An alarming scenario for Macron is that Zemmour will vote for Le Pen in the second round, and that she will be backed by a broad majority of leftists who feel betrayed or simply hostile to the president, as well as some centers. right-wing voters for whom immigration is a major issue.
During the province’s first presidential raid, a visit to Dijon last week where he spent time in the work area accompanied by a Socialist mayor, Macron offered the following explanation for his sometimes cunning policies: “If you go, you need two legs. One on the left and one on the right. And you have to settle down one after the other to move forward. ”
It was such a clever phrase that outraged Macron’s opponents, leaving them unsure from which side to attack him.
Le Pen has relentlessly focused on economic issues, promising to cut gas and electricity prices, tax hire foreign workers for the benefit of citizens, keep the 35-hour week and maintain the retirement age at 62, while Macron wants to raise it to 65.
Macron warned that the French would have to “work harder”, a phrase dear to former center-right President Nicolas Sarkozy – a means of attracting Sarkozy’s loyal followers to Macron’s camp.
If Le Pen wanted to appear to be a lenient politician, she did not turn from an anti-immigrant zealot as she liked to think. Its program includes a plan to hold a referendum that would change the Constitution, banning policies that would lead to the “establishment of a number of foreigners on national territory so great that it would change the composition and identity of the French people.”

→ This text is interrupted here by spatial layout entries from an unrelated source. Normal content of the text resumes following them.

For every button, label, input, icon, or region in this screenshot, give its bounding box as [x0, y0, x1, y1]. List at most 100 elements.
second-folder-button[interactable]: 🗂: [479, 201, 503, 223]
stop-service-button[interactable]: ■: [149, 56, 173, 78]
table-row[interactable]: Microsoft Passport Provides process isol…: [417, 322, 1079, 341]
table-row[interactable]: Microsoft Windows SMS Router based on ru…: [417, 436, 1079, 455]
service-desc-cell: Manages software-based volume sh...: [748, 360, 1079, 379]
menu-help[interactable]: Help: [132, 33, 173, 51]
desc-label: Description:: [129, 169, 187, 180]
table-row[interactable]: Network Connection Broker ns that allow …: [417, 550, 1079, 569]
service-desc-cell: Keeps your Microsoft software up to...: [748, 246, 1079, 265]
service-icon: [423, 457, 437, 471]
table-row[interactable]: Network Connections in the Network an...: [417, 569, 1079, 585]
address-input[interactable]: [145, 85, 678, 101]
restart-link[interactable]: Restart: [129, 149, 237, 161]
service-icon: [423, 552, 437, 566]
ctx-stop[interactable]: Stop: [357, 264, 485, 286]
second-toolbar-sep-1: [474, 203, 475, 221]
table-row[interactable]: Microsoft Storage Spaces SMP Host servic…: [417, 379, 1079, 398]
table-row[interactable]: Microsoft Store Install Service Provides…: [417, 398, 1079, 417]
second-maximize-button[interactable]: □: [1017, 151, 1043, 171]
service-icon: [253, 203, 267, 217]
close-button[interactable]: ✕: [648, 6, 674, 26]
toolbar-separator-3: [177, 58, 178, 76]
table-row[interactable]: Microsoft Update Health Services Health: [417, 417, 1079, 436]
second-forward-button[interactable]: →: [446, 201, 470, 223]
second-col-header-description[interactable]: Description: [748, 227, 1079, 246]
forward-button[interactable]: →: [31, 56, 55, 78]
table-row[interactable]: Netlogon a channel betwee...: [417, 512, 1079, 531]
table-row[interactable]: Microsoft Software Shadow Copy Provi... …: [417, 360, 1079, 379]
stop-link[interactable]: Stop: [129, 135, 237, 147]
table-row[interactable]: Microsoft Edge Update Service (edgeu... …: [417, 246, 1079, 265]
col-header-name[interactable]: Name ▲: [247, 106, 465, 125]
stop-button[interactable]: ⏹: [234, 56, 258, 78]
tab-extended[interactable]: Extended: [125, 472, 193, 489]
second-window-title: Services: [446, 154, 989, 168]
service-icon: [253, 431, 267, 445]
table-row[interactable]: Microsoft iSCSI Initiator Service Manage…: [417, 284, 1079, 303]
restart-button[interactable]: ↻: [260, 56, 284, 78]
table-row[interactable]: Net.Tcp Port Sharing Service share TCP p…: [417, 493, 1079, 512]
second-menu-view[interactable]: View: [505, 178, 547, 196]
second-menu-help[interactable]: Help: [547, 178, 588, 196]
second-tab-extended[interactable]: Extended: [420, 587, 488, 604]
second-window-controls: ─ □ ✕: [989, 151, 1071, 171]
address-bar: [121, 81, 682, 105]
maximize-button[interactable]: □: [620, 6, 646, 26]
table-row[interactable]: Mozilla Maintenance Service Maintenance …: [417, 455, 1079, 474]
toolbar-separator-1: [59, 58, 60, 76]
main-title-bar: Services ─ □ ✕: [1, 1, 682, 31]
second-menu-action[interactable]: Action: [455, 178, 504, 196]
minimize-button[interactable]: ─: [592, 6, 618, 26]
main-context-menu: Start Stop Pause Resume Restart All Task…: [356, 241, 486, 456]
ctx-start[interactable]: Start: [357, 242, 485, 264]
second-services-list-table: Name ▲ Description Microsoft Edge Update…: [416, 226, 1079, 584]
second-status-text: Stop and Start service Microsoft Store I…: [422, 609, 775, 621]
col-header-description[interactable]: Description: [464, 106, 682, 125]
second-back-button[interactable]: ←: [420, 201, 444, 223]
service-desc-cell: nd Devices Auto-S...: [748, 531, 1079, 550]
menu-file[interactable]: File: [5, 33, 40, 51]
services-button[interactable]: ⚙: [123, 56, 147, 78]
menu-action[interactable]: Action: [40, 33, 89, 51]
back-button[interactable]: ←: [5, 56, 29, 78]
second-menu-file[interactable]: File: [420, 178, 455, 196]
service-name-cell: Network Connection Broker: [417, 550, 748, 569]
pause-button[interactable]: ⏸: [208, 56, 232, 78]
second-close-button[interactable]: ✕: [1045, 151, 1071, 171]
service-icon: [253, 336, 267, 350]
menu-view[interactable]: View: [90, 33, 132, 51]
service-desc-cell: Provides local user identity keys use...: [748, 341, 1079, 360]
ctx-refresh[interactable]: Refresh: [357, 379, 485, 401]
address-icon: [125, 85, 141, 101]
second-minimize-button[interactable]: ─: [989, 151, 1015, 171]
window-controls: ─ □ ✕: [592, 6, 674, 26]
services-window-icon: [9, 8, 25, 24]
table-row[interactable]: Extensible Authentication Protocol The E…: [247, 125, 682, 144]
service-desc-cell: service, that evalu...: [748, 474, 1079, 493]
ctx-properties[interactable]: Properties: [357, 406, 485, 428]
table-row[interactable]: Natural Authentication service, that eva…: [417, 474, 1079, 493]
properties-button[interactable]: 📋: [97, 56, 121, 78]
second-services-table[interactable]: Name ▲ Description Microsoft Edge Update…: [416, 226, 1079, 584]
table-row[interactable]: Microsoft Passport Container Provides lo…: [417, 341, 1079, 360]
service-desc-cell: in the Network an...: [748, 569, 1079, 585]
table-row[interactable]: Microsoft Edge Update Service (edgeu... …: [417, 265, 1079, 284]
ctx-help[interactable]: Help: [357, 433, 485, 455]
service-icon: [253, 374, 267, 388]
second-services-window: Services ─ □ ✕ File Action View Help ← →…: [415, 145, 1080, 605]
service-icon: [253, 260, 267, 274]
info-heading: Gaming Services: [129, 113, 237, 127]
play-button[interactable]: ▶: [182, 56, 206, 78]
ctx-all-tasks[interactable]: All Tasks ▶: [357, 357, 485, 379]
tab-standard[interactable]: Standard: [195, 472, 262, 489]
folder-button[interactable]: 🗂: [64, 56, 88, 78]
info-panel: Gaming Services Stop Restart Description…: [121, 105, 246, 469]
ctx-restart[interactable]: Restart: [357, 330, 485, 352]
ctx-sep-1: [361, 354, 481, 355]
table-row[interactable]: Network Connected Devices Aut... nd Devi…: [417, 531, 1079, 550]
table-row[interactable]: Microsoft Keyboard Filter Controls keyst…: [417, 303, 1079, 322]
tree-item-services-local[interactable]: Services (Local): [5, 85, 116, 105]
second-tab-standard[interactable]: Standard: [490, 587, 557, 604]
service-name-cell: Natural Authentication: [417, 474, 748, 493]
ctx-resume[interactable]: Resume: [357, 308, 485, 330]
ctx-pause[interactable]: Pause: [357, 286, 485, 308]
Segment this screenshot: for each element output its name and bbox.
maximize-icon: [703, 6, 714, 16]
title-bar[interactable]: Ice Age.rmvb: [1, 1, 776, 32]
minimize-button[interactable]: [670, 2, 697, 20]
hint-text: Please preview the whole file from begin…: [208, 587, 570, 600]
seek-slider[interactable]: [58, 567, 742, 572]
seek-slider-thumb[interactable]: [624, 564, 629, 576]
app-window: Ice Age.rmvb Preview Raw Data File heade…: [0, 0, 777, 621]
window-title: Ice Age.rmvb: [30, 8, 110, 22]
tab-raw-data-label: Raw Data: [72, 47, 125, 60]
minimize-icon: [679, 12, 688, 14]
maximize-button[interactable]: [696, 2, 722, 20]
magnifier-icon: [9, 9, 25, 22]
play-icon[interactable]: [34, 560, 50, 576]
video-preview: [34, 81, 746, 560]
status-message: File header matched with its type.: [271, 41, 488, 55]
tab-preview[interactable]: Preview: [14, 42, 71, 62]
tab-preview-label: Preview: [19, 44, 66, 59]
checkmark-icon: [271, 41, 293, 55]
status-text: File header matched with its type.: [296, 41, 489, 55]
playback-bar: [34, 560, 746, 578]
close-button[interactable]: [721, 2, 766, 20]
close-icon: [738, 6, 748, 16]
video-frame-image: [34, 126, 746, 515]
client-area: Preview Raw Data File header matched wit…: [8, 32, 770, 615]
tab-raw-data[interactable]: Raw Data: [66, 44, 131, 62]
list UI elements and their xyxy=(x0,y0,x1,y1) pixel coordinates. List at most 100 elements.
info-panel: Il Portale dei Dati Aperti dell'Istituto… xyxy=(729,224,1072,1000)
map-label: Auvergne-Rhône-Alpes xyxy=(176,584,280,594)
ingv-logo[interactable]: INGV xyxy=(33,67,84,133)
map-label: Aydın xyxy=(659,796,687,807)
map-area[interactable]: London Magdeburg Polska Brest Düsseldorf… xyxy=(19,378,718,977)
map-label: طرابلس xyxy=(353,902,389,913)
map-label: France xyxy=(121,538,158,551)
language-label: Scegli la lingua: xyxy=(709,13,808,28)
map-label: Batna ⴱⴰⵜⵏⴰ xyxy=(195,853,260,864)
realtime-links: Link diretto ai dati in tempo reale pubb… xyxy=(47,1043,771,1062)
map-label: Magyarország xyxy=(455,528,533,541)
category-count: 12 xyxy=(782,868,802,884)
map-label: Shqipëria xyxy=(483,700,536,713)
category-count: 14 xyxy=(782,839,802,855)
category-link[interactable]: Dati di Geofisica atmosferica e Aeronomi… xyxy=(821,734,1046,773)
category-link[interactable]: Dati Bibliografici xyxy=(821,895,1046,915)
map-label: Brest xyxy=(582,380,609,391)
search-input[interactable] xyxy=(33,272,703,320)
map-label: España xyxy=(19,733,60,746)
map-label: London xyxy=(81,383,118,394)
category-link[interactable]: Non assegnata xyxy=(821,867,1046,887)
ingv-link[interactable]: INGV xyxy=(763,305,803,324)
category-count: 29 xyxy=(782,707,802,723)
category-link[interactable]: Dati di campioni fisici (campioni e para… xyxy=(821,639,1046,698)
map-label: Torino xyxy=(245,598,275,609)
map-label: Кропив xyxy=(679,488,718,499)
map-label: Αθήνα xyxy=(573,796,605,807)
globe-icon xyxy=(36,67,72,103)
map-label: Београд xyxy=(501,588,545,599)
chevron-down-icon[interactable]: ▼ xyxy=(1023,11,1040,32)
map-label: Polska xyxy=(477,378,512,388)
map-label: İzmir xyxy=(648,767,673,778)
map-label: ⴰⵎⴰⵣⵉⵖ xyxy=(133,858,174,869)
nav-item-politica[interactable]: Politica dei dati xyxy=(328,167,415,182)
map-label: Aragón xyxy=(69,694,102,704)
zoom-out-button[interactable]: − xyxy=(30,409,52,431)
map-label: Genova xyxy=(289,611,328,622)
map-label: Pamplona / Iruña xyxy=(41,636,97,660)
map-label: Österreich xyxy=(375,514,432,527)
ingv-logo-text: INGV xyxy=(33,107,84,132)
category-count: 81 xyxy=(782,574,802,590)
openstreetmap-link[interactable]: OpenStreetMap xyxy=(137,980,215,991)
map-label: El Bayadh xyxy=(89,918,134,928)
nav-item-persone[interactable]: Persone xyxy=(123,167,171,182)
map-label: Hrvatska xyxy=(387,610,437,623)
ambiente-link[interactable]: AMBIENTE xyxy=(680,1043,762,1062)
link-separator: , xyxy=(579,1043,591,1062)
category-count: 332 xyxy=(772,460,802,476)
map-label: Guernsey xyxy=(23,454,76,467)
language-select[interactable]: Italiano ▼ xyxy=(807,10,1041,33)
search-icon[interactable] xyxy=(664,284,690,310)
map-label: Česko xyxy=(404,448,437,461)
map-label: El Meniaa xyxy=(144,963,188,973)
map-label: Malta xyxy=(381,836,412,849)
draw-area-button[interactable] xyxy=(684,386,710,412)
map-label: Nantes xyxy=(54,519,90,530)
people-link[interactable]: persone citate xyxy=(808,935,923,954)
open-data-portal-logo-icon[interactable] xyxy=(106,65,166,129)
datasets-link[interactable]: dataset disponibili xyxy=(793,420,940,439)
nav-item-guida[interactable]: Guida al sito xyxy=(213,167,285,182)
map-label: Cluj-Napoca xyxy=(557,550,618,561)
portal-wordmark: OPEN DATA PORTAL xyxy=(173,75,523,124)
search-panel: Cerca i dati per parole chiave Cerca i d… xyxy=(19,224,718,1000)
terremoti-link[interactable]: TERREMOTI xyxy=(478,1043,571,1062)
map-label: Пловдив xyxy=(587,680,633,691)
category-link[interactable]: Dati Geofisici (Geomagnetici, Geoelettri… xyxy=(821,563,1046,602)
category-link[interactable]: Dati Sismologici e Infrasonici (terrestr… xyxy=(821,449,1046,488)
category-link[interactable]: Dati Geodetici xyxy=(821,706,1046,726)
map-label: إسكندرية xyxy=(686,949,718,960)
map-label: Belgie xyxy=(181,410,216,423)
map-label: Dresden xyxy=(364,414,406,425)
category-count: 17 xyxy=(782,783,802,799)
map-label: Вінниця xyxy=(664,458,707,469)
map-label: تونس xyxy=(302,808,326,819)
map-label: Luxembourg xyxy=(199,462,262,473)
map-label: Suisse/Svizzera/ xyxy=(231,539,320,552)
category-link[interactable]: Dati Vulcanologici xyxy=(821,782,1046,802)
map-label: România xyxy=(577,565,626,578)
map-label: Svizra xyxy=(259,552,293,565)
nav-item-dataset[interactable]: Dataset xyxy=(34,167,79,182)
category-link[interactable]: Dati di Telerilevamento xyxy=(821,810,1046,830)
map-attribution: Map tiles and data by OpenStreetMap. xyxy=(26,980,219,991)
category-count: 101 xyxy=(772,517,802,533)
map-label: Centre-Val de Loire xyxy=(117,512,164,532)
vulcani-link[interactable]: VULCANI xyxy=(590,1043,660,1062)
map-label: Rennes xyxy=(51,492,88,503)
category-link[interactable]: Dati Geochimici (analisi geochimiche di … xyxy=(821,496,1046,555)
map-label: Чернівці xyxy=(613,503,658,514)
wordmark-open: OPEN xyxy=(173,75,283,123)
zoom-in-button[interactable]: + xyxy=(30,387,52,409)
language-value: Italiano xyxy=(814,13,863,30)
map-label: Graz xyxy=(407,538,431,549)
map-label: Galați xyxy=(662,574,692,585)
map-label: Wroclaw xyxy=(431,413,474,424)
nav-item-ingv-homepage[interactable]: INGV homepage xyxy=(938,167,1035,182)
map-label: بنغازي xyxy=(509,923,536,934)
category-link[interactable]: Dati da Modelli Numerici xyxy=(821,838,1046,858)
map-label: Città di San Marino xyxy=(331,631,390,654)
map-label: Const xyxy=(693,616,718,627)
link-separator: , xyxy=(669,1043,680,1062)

“France, the country of immigration, is over,” she said in February. She also said the French should not allow their country to be “buried under the veil of multiculturalism”. In September 2021, she declared: “French criminals in prison, foreigners on a plane!”
Working-class voting is essentially divided between Le Pen and tough left-wing candidate Jean-Luc Melanchon, who is also gaining ground in recent polls as the electorate begins to focus on which vote will be most effective for nominating a candidate. second round. But about 15% of Melenchon seems to be significantly behind Le Pen in the race for the second round.
For the first time since the founding of the Fifth Republic in 1958, the French left has been chronically split to almost political absurdity. The Socialist Party, whose candidate Francois Hollande won the 2012 election and ruled until 2017, collapsed, garnering just 1.5% of the vote in the Ifop-Fiducial poll.
Although Le Pen tried to distance herself a little from Russian President Vladimir Putin, whom she met in Moscow in 2017, and whose policies she supported before the war in Ukraine, she still feels allergic to harsh measures against Russia. Its victory would threaten European unity, worry French allies from Washington to Warsaw, Poland, and confront the European Union with the biggest crisis since Brexit.
“Do we want to die?” she asked in a recent televised debate when asked if France should stop importing oil and gas from Russia. “Economically we would have perished!”
She added: “We have to think about our people.”